Il comunicato redatto ai termini dei lavori parla, a tal proposito, di un “nuovo meccanismo di solidarietà semplice, prevedibile e praticabile” capace di coniugare “solidarietà obbligatoria e flessibilità” fra le cancellerie europee. In sostanza, ogni governo dovrà contribuire in qualche modo alla gestione dei migranti per non lasciare soli i paesi più esposti.
Potrà farlo innanzitutto ricollocando – ossia accogliendo – una quota di richiedenti. In alternativa, potrà concedere finanziamenti agli esecutivi maggiormente gravati oppure inviare loro personale specializzato, per aiutarli con i controlli e le procedure amministrative. Il comunicato chiarisce che gli Stati avranno “piena discrezionalità” nella scelta del tipo di aiuto e che, comunque sia, “nessun membro sarà mai obbligato a effettuare ricollocazioni”.
Tuttavia, ogni anno almeno 30.000 migranti dovranno essere ricollocati dai paesi membri di primo approdo a quelli meno esposti ai flussi. Chi si rifiuterà di accogliere, dovrà versare a un apposito fondo comune 20.000 euro per ogni richiedente non accettato.
Resterà in vigore la clausola per cui i migranti sono tenuti a presentare domanda di asilo esclusivamente nello Stato di primo approdo o di primo ingresso.
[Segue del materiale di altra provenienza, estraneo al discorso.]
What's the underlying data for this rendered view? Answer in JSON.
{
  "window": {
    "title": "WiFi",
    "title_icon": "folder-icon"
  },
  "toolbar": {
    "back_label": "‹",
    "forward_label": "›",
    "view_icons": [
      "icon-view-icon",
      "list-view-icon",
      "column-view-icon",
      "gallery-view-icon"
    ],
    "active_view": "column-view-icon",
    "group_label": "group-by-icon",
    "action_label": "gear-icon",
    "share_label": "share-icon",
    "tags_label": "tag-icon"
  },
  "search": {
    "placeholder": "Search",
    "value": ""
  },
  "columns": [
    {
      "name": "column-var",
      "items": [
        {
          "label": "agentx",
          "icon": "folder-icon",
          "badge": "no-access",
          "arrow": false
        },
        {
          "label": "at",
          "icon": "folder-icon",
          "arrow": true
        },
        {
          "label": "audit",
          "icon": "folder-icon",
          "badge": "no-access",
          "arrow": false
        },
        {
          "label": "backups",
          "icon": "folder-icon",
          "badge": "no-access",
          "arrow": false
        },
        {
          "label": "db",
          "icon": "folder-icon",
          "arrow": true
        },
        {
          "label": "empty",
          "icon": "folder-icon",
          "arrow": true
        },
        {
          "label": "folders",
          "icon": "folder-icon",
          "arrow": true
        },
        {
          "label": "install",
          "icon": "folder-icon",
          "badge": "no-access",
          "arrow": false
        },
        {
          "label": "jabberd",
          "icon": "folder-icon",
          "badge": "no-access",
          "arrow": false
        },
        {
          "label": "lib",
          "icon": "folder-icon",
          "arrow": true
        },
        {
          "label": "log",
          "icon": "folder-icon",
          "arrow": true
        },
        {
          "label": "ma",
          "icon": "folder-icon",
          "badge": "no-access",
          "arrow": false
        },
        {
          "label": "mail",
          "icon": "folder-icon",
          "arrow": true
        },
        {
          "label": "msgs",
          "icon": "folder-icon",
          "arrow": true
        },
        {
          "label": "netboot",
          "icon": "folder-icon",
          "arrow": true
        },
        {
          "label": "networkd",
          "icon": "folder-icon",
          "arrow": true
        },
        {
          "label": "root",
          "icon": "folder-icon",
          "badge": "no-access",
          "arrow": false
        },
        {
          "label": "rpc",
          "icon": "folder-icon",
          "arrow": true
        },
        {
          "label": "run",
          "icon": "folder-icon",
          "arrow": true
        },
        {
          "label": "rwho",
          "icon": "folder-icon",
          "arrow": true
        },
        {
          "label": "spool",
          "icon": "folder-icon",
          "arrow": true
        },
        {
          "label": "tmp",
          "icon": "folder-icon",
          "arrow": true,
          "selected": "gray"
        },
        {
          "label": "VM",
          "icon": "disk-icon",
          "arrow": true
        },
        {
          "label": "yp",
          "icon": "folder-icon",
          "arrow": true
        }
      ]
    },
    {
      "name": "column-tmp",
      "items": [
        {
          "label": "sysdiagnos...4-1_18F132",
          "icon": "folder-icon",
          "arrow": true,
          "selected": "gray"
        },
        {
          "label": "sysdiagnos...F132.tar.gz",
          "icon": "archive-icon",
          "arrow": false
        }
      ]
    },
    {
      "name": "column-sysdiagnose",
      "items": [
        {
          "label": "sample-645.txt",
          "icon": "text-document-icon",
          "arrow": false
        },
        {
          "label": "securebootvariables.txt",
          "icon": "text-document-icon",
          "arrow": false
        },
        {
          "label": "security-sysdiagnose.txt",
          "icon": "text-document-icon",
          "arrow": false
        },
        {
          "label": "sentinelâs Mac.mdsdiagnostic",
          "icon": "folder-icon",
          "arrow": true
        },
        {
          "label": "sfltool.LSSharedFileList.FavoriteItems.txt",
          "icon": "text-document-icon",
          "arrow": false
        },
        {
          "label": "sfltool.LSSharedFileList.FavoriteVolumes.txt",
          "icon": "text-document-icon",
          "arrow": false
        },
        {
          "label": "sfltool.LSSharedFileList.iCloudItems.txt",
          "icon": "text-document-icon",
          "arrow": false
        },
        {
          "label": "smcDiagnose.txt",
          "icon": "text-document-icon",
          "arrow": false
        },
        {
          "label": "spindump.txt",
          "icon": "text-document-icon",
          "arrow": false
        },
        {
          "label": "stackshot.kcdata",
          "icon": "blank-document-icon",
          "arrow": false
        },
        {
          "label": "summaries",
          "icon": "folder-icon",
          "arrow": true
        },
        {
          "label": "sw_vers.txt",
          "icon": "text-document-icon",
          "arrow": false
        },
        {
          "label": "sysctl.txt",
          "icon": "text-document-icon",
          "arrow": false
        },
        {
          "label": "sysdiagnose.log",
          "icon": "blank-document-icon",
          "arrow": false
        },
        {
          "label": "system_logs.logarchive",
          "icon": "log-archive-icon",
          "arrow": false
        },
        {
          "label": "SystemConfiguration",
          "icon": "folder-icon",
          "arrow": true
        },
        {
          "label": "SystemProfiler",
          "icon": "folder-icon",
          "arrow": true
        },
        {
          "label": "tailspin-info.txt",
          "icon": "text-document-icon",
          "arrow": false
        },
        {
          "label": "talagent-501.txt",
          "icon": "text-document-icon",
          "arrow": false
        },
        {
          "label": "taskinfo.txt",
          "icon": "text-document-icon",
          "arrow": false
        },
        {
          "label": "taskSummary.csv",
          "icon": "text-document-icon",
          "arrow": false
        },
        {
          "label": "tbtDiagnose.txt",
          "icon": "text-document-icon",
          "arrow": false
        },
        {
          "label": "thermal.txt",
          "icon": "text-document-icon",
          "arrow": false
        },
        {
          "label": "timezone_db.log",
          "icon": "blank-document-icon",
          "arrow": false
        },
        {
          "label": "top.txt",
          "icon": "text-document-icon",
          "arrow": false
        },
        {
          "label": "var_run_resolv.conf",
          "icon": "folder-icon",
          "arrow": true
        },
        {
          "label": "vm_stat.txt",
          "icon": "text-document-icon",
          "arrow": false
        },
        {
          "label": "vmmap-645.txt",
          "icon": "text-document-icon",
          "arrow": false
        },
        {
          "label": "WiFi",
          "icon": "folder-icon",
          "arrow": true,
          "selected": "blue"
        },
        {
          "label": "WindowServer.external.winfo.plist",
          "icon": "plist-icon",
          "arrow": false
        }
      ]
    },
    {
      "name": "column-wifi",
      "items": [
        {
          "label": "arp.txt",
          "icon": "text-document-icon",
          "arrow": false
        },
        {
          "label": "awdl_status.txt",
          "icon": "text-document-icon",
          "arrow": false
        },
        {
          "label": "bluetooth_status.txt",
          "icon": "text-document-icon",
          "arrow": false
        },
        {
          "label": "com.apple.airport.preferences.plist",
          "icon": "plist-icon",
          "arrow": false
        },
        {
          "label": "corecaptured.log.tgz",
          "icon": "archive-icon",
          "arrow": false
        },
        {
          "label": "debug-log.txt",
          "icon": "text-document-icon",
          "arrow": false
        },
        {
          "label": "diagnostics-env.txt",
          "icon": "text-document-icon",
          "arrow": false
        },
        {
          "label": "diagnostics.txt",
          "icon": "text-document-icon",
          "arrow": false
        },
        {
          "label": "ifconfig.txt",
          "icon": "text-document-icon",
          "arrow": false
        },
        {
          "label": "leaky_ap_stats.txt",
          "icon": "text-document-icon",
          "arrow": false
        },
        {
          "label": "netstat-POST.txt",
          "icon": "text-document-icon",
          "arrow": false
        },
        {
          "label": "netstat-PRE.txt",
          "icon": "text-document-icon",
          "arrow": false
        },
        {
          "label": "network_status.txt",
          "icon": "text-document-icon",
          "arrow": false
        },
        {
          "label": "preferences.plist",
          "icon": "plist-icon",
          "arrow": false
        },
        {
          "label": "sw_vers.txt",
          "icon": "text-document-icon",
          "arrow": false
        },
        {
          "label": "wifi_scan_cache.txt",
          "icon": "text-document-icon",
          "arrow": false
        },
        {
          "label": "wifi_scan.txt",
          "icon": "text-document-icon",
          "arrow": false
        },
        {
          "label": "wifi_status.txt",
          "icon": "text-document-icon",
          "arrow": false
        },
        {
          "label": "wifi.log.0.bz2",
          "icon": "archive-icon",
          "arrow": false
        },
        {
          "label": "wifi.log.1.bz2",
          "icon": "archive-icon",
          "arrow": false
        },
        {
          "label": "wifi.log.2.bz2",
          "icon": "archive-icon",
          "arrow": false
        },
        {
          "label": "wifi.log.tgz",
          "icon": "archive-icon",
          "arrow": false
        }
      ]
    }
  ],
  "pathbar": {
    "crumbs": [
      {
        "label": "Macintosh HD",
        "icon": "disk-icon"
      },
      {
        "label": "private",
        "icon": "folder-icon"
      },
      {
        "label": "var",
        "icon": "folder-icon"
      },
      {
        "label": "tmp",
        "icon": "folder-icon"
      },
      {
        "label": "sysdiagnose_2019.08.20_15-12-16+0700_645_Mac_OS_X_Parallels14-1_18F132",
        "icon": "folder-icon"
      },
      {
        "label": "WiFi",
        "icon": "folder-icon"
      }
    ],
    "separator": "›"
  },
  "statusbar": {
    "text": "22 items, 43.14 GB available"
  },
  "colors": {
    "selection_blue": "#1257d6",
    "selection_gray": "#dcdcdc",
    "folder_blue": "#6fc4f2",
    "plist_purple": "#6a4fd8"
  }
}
Il comunicato, infatti, cita espressamente la necessità di “evitare i movimenti secondari”. In altri termini, si vuole proibire al migrante di trasferirsi in un paese differente da quello dove ha richiesto asilo.
La Commissione europea ha salutato l’accordo con grande enfasi, definendolo “una vera e propria svolta”. A detta di Bruxelles è stato raggiunto un “equilibrio tra solidarietà e responsabilità” nell’ottica di un sistema comunitario “più equo, efficiente e sostenibile”.
La presidente Ursula von der Leyen, dal canto suo, ha voluto dare risalto all’unità dell’Europa: “L'Ue è forte. Siamo capaci di lavorare insieme anche sulle questioni più complesse. Con la fiducia e la cooperazione, possiamo dare una risposta europea a una sfida comune”.
Nonostante i trionfalismi, tuttavia, permangono molteplici interrogativi. Di fatto continuerà a rimanere in vigore una delle clausole più contestate del regolamento di Dublino, ovvero l’obbligo per i migranti di richiedere asilo nel primo paese europeo su cui mettono piede. Una realtà assai sgradevole per uno Stato geograficamente esposto ai flussi come il nostro. E c’è da scommettere che molti governi preferiranno pagare la “multa” di 20.000 euro piuttosto che accettare una quota di migranti provenienti da Roma.
Più in generale, diverse disposizioni sono state particolarmente criticate da vari esponenti della società civile nazionale e internazionale. Ci si chiede, ad esempio, se davvero l’esistenza di una persona possa valere 20.000 euro. Ci si chiede, anche, in nome di quali criteri un migrante possa essere respinto verso un paese “sicuro”. Un solo nome vale più di mille parole: la Libia. E poi, secondo molti osservatori, il riferimento ai respingimenti potrebbe ancora una volta aprire la strada a discutibili accordi economici con paesi di dubbia democraticità. È evidente, d’altronde, il fallimento dell’approccio con la Turchia.
Vedremo quale piega prenderà la vicenda quando verrà il momento trattare con l’Europarlamento. Per ora, c’è da registrare la clamorosa spaccatura politica fra i conservatori europei.
Al momento del voto in Consiglio, infatti, Polonia e Ungheria – fin qui solide alleate di Giorgia Meloni – hanno deciso di votare contro. Budapest e Varsavia, da sempre avverse ai ricollocamenti, sono state le uniche a bocciare in pieno l’esito delle negoziazioni fra i ministri, entrando in contrasto con l’Italia. Un dato che dovrebbe indurre serie riflessioni sulla rete delle alleanze europee intessute negli ultimi tempi da Palazzo Chigi.